Areas which have obviously suffered badly through human encroachment have been the rainforests of the world. The loss of habitat has not only affected wildlife, but is widely believed to have impacted on the world's climate in recent years. So, ironically, the search to sustain human life appears to be damaging it.

The biggest challenge humanity faces in the rest of the 21st Century, will surely be attempting to sustain the human population, but also trying to halt the problems which are beginning to arise because of climate change.

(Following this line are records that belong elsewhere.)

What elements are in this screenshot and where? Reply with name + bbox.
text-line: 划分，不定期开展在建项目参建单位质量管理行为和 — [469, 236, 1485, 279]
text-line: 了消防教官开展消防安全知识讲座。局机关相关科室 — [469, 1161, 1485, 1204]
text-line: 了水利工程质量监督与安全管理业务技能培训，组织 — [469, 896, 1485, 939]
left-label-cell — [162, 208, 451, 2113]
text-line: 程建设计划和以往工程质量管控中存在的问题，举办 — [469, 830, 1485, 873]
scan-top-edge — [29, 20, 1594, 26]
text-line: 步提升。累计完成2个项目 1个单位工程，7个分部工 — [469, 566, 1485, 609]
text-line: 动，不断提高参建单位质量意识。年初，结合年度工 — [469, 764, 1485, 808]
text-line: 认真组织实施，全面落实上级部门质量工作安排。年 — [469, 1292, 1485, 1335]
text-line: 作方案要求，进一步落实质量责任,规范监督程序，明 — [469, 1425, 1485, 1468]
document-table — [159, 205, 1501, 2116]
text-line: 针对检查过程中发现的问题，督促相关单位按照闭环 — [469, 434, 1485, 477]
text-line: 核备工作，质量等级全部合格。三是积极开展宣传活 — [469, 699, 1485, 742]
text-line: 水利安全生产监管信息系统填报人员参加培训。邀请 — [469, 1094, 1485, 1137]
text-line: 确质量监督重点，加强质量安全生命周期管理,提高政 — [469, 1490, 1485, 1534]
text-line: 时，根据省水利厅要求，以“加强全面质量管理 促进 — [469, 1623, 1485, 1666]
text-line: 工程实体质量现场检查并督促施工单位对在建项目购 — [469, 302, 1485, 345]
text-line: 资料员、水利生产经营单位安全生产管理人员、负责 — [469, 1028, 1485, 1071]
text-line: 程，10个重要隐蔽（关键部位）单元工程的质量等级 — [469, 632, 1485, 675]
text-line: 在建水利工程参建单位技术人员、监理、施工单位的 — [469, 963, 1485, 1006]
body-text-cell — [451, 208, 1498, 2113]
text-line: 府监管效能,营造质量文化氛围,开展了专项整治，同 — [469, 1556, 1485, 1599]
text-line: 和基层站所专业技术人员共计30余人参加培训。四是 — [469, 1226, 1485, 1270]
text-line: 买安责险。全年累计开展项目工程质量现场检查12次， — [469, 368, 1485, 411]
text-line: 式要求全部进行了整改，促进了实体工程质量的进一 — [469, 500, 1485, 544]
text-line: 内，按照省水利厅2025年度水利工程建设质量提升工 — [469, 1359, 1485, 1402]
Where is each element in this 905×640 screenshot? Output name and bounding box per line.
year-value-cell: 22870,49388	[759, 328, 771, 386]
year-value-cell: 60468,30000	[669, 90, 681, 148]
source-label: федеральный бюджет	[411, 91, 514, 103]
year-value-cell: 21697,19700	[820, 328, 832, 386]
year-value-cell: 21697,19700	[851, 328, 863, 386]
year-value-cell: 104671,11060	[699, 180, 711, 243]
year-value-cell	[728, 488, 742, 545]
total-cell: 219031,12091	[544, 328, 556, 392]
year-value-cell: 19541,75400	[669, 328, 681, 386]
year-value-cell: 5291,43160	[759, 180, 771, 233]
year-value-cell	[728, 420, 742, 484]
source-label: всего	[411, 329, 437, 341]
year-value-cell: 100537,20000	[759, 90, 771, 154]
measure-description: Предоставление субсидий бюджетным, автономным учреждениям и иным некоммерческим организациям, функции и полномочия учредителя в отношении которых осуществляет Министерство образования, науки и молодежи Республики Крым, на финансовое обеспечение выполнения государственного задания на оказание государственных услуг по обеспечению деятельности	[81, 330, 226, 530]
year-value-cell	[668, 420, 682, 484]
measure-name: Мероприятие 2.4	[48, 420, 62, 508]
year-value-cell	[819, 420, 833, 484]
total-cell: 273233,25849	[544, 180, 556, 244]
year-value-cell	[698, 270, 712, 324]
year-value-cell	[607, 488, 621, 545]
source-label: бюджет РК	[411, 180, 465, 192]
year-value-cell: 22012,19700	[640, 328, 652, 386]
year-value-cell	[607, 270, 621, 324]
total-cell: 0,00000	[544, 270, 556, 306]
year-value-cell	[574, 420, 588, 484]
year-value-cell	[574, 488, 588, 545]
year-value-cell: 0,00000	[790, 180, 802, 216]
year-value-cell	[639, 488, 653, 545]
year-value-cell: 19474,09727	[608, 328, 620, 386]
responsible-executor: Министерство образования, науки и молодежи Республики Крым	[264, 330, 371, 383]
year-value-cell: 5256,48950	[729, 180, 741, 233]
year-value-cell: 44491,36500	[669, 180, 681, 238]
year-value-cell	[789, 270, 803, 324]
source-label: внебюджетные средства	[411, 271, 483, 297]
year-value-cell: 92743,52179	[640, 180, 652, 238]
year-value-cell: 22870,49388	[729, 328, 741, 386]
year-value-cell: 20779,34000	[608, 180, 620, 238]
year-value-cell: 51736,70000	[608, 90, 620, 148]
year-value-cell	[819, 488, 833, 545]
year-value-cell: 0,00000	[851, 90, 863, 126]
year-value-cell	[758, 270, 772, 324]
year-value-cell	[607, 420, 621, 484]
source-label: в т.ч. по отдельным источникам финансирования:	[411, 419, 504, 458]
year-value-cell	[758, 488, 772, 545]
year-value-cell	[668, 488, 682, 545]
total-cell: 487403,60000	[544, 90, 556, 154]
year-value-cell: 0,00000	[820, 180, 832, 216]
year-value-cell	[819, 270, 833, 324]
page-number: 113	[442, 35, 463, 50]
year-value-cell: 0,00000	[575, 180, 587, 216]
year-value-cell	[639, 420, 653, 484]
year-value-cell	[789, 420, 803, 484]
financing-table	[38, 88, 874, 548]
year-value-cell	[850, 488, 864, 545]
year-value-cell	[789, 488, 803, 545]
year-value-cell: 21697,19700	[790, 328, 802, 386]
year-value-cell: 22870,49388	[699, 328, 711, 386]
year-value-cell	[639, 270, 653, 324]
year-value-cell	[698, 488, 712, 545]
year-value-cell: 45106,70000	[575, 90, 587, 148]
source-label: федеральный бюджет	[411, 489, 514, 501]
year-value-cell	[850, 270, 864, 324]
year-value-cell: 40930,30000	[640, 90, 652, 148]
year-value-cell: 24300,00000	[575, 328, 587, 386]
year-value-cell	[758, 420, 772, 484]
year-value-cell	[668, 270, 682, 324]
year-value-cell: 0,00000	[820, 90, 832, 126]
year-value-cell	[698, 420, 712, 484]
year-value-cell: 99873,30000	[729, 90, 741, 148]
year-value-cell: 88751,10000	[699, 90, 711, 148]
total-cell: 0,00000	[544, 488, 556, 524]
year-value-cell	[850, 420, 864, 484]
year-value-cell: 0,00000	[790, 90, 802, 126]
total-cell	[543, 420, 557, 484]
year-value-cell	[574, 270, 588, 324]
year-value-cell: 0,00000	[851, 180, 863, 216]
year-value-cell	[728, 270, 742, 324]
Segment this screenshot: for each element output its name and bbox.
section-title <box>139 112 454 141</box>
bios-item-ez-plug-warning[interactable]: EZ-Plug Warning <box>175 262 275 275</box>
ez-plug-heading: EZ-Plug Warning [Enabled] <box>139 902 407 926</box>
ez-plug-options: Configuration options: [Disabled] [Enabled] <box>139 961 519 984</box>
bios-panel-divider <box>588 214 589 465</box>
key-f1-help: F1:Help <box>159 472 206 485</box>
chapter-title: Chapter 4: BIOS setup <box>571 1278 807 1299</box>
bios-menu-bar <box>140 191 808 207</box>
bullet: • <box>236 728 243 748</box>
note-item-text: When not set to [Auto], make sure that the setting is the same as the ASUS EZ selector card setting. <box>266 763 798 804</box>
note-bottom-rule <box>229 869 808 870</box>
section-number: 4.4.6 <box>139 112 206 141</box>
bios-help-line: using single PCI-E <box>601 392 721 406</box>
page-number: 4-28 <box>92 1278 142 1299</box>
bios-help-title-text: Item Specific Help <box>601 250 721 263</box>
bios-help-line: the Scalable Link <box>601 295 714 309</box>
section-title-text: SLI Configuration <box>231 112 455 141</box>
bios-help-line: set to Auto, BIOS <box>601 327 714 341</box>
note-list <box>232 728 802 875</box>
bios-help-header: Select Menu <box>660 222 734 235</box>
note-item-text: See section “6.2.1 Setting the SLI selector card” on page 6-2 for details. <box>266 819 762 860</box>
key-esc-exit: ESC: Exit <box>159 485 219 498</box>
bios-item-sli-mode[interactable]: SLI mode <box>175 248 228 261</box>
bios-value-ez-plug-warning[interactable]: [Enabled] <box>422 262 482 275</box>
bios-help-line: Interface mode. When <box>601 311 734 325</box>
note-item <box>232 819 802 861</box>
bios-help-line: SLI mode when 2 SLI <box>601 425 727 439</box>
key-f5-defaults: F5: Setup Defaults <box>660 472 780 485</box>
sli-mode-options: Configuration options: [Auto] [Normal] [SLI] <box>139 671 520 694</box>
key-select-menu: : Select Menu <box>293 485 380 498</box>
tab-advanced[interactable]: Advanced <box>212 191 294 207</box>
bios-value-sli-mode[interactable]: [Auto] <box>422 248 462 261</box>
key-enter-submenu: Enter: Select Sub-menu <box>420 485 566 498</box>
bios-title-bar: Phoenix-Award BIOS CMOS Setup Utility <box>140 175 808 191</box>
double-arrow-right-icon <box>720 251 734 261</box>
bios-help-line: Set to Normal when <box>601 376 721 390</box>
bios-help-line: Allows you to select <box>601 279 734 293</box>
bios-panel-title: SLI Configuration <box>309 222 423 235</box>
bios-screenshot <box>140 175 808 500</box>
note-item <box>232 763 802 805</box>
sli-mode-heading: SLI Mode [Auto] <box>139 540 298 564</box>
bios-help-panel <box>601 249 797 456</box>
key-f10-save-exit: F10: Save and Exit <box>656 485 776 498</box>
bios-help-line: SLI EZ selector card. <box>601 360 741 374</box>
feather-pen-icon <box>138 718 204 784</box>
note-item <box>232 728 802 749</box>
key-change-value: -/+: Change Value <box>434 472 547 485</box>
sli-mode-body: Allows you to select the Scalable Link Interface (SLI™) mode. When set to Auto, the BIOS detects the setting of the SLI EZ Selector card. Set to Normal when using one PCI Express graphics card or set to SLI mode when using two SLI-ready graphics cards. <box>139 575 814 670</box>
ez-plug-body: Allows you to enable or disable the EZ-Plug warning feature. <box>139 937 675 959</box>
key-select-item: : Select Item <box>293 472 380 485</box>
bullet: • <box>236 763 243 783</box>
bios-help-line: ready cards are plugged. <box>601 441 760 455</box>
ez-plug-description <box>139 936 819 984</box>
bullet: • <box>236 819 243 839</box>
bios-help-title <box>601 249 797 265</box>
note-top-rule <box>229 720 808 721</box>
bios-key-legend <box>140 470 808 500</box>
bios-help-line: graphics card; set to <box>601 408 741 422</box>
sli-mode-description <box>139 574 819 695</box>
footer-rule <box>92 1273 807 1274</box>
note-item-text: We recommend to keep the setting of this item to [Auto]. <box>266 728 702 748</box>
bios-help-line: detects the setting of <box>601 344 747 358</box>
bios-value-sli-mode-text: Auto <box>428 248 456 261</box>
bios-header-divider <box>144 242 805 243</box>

Man has been responsible for extinctions, possibly going right back as far as the woolly mammoth, but it's only been since the Industrial Revolution that mankind has had the capacity to take over vast areas of the planet so quickly. There does still seem to be a breathtaking disregard when it comes to environmental damage - from oil spills to deforestation, and attitudes need to change - and quickly.

But, let's be hopeful because we have to change. The human race will continue to increase, but throughout history man has been ingenious in dealing with various problems, and now mankind faces problems which will dwarf anything in human history since the Black Death in the Middle Ages. It'll be interesting to see which countries rise to the challenge. For the sake of the Earth, we'll have to hope that it's all of them!